Ebola, qui se transmet par contact avec les fluides corporels et provoque une fièvre hémorragique, a tué plus de 15.000 personnes en Afrique au cours des 50 dernières années. L'épidémie la plus meurtrière en RDC avait fait près de 2.300 morts pour 3.500 malades recensés, entre 2018 et 2020.
Au total, 600 décès et 1.759 cas confirmés ont été recensés en RDC depuis le début de l'épidémie actuelle, a indiqué l'OMS dans un point de situation daté du 7 juillet, alors que le bilan est maintenu à deux morts pour 20 cas confirmés en Ouganda voisin.
"L'épidémie continue de s'étendre et son ampleur réelle n'a pas encore été pleinement établie", a indiqué cette semaine en visioconférence avec Genève (Suisse) Anne Ancia, représentante de l'OMS en RDC.
"Malgré des progrès encourageants, nous continuons toutefois de faire face à des défis majeurs. Les centres de traitement actuels fonctionnent à environ 90% de leur capacité, ce qui exerce une pression considérable sur la réponse" sanitaire, a-t-elle ajouté.
Le foyer de la crise, dont l'ampleur réelle est encore difficile à mesurer et qui pourrait durer plusieurs mois, se situe en Ituri, province du Nord-Est congolais frontalière du Soudan du Sud et de l'Ouganda.
Le virus est aussi présent dans les provinces proches du Nord-Kivu et du Sud-Kivu, où les capitales provinciales et de larges pans de territoire sont contrôlées par le groupe armé antigouvernemental M23.

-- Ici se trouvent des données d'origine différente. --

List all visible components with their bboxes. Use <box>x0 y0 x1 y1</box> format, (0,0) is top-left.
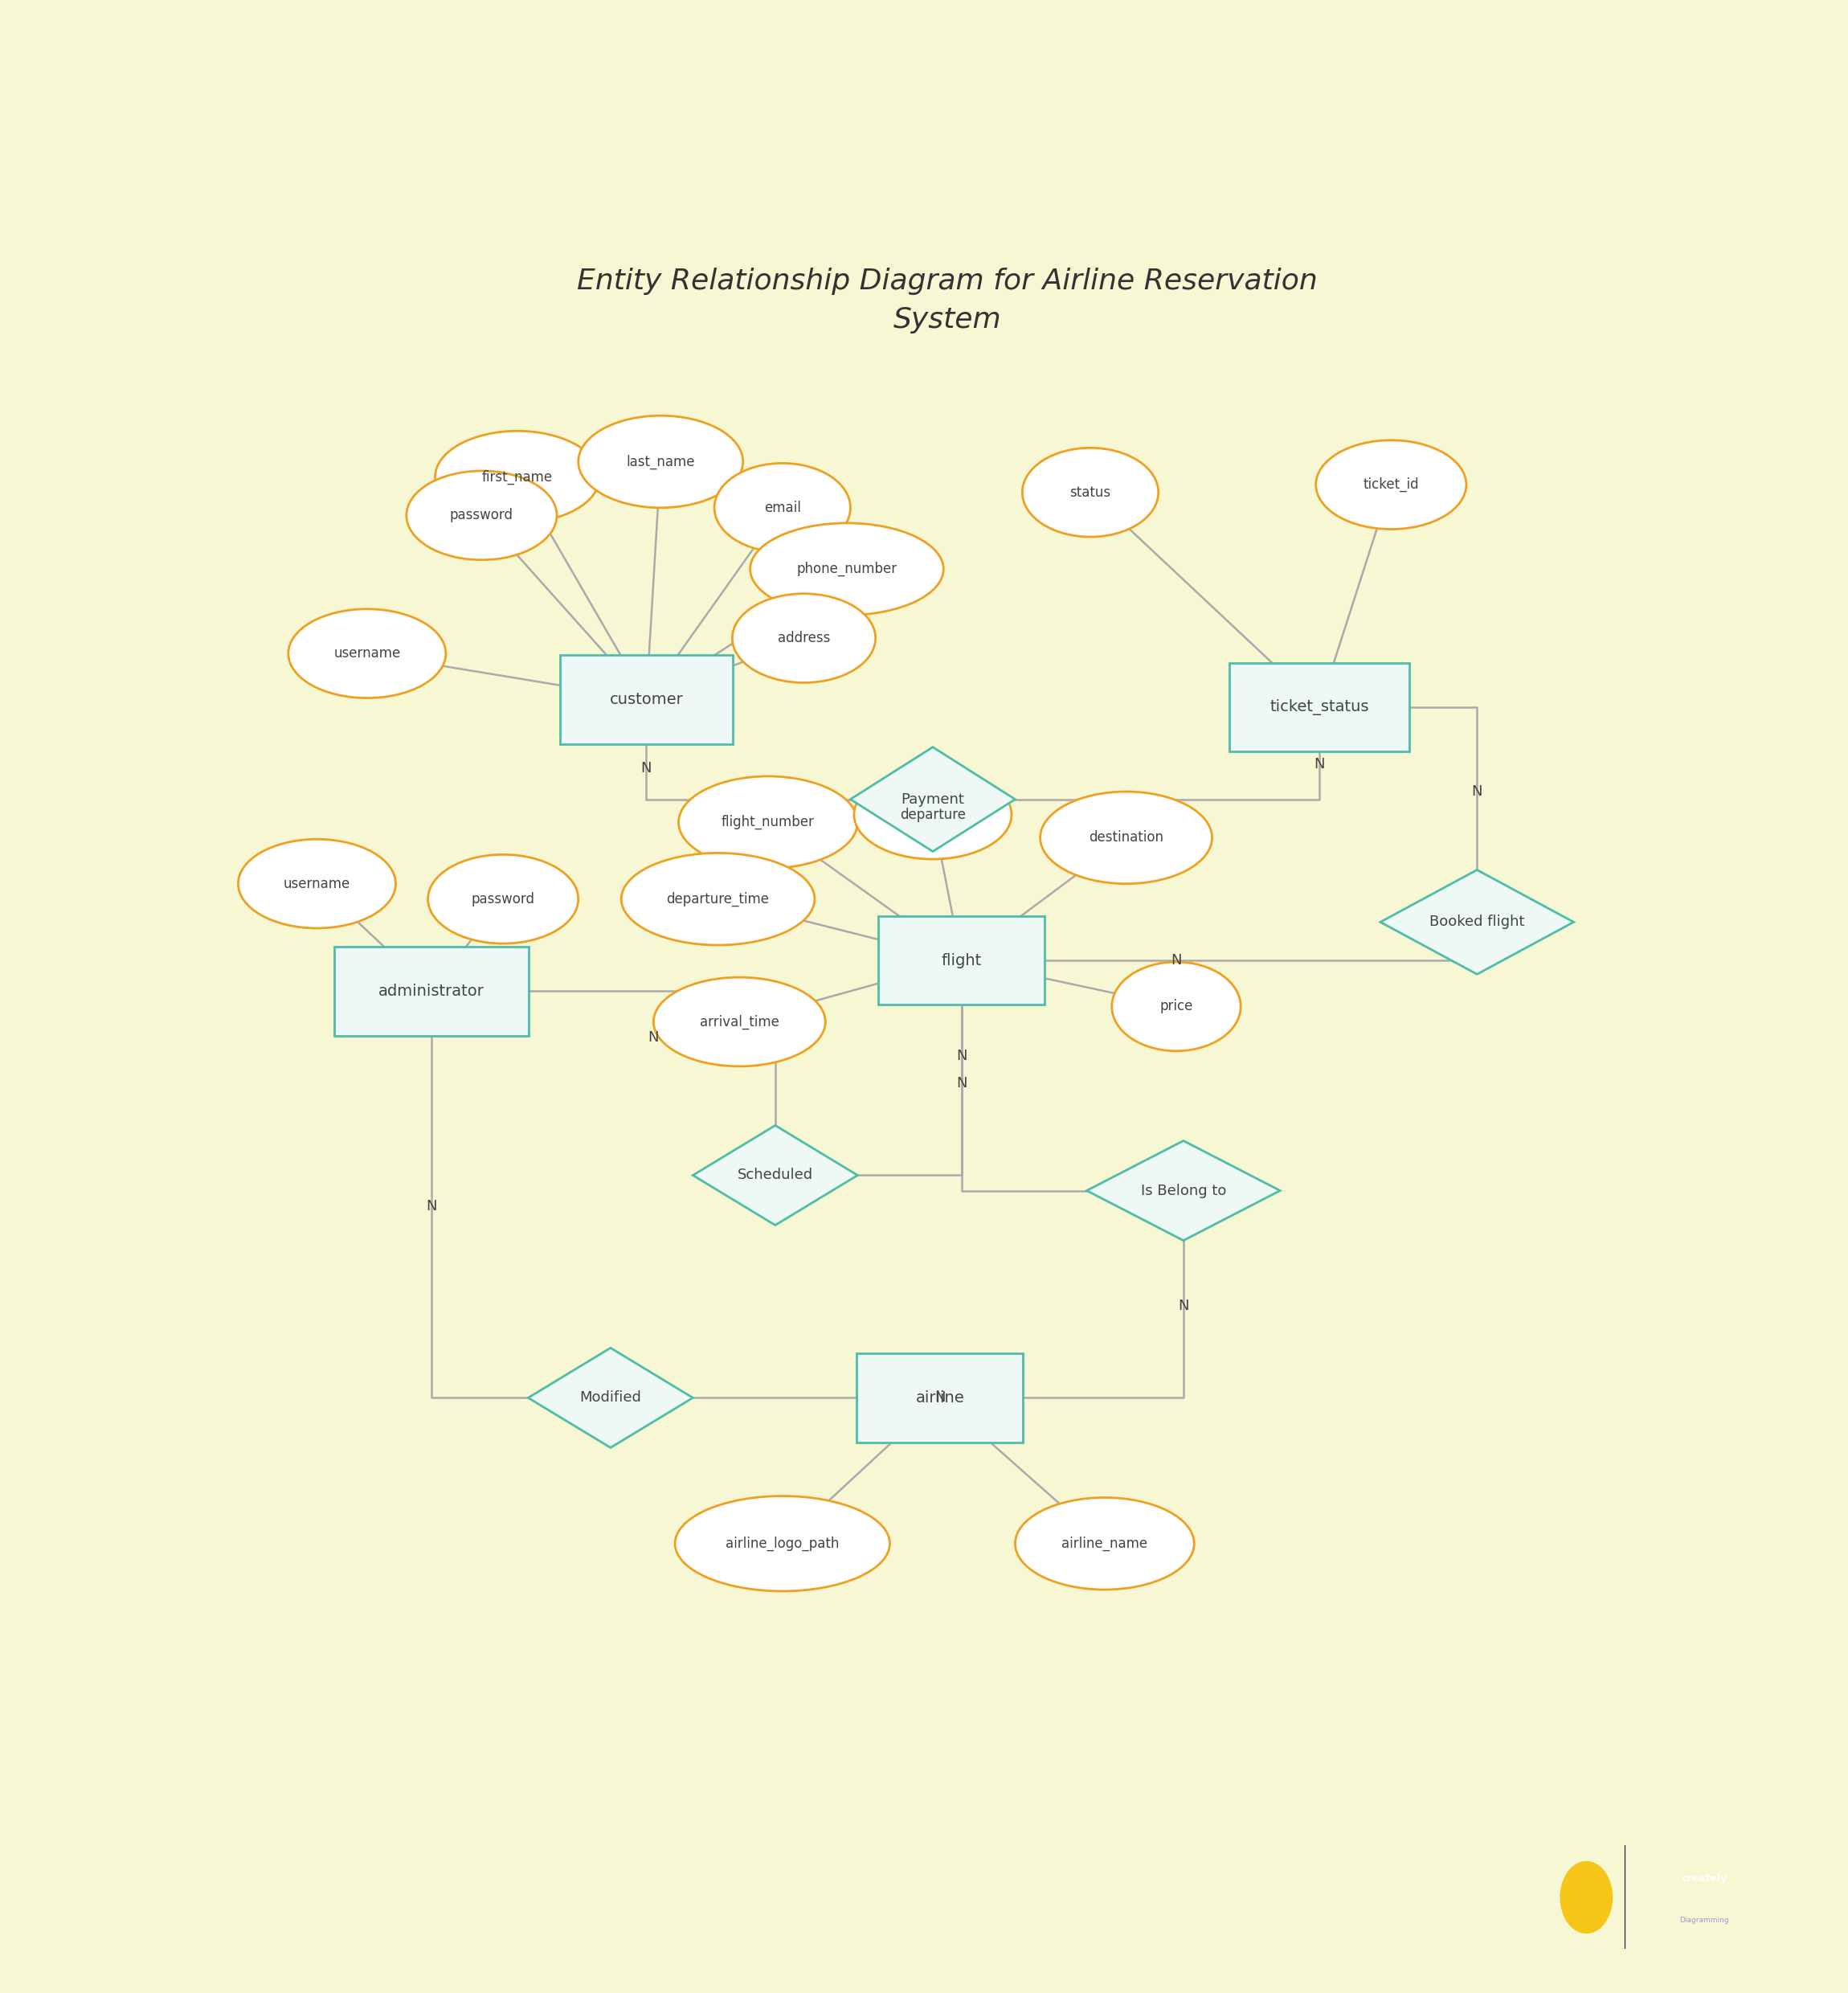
FancyBboxPatch shape <box>878 917 1044 1004</box>
Text: administrator: administrator <box>379 983 484 998</box>
Text: Entity Relationship Diagram for Airline Reservation
System: Entity Relationship Diagram for Airline … <box>577 267 1318 333</box>
Text: airline_logo_path: airline_logo_path <box>726 1537 839 1551</box>
Ellipse shape <box>238 839 395 929</box>
Text: ticket_id: ticket_id <box>1364 478 1419 492</box>
Ellipse shape <box>1015 1497 1194 1590</box>
Text: Payment: Payment <box>902 791 965 807</box>
Polygon shape <box>1380 869 1574 975</box>
Text: customer: customer <box>610 692 684 708</box>
FancyBboxPatch shape <box>334 947 529 1036</box>
Text: Scheduled: Scheduled <box>737 1168 813 1182</box>
Text: N: N <box>427 1198 436 1214</box>
Text: flight_number: flight_number <box>721 815 815 829</box>
Text: username: username <box>283 877 351 891</box>
Polygon shape <box>693 1126 857 1226</box>
Polygon shape <box>850 747 1015 851</box>
Text: Is Belong to: Is Belong to <box>1140 1184 1227 1198</box>
Text: N: N <box>955 1048 967 1062</box>
FancyBboxPatch shape <box>857 1353 1024 1443</box>
FancyBboxPatch shape <box>1229 664 1410 751</box>
Text: Booked flight: Booked flight <box>1429 915 1525 929</box>
Ellipse shape <box>854 769 1011 859</box>
Ellipse shape <box>715 462 850 552</box>
Ellipse shape <box>1560 1861 1613 1933</box>
Ellipse shape <box>407 470 556 560</box>
Text: N: N <box>641 761 652 775</box>
Text: phone_number: phone_number <box>796 562 896 576</box>
Text: N: N <box>1177 1299 1188 1313</box>
Text: username: username <box>334 646 401 662</box>
Ellipse shape <box>429 855 578 943</box>
Text: password: password <box>471 891 534 907</box>
Ellipse shape <box>621 853 815 945</box>
Text: creately: creately <box>1682 1873 1728 1883</box>
Text: flight: flight <box>941 953 981 969</box>
Text: airline_name: airline_name <box>1061 1537 1148 1551</box>
Text: N: N <box>1172 953 1181 969</box>
Text: N: N <box>955 1076 967 1090</box>
Ellipse shape <box>678 777 857 869</box>
Text: last_name: last_name <box>626 454 695 468</box>
Ellipse shape <box>675 1497 891 1590</box>
Text: price: price <box>1161 998 1192 1014</box>
Text: N: N <box>1471 785 1482 799</box>
Text: departure: departure <box>900 807 967 821</box>
FancyBboxPatch shape <box>560 656 734 743</box>
Ellipse shape <box>1316 440 1465 530</box>
Ellipse shape <box>288 610 445 698</box>
Text: status: status <box>1070 484 1111 500</box>
Ellipse shape <box>750 522 944 616</box>
Text: N: N <box>935 1391 946 1405</box>
Ellipse shape <box>1040 791 1212 883</box>
Text: email: email <box>763 500 800 514</box>
Text: destination: destination <box>1088 831 1164 845</box>
Text: arrival_time: arrival_time <box>700 1014 780 1028</box>
Polygon shape <box>1087 1140 1281 1240</box>
Text: N: N <box>649 1030 660 1044</box>
Text: ticket_status: ticket_status <box>1270 700 1369 715</box>
Polygon shape <box>529 1347 693 1447</box>
Ellipse shape <box>1022 448 1159 536</box>
Text: N: N <box>1314 757 1325 771</box>
Ellipse shape <box>578 417 743 508</box>
Text: departure_time: departure_time <box>667 891 769 907</box>
Ellipse shape <box>434 430 601 522</box>
Text: password: password <box>449 508 514 522</box>
Text: airline: airline <box>915 1391 965 1405</box>
Ellipse shape <box>654 977 826 1066</box>
Ellipse shape <box>732 594 876 684</box>
Text: first_name: first_name <box>482 470 553 484</box>
Text: Diagramming: Diagramming <box>1680 1917 1728 1923</box>
Ellipse shape <box>1112 963 1240 1050</box>
Text: Modified: Modified <box>580 1391 641 1405</box>
Text: address: address <box>778 632 830 646</box>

"Les déplacements de population, l'insécurité persistante et la fragilité du système de santé continuent de compliquer les efforts visant à maîtriser l'épidémie", a expliqué Mme Ancia, avertissant que "les besoins humanitaires demeurent importants, notamment en matière de protection des civils, d'accès à la nourriture et aux services de santé essentiels".
La 17e épidémie d'Ebola en RDC, déclarée officiellement le 15 mai, est causée par le variant Bundibugyo pour lequel il n'existe ni vaccin, ni traitement.
Un essai clinique portant sur deux traitements contre cette souche rare a commencé le 2 juillet, toujours selon l'OMS, qui a également accordé une autorisation d'utilisation d'urgence au premier test de diagnostic moléculaire du virus.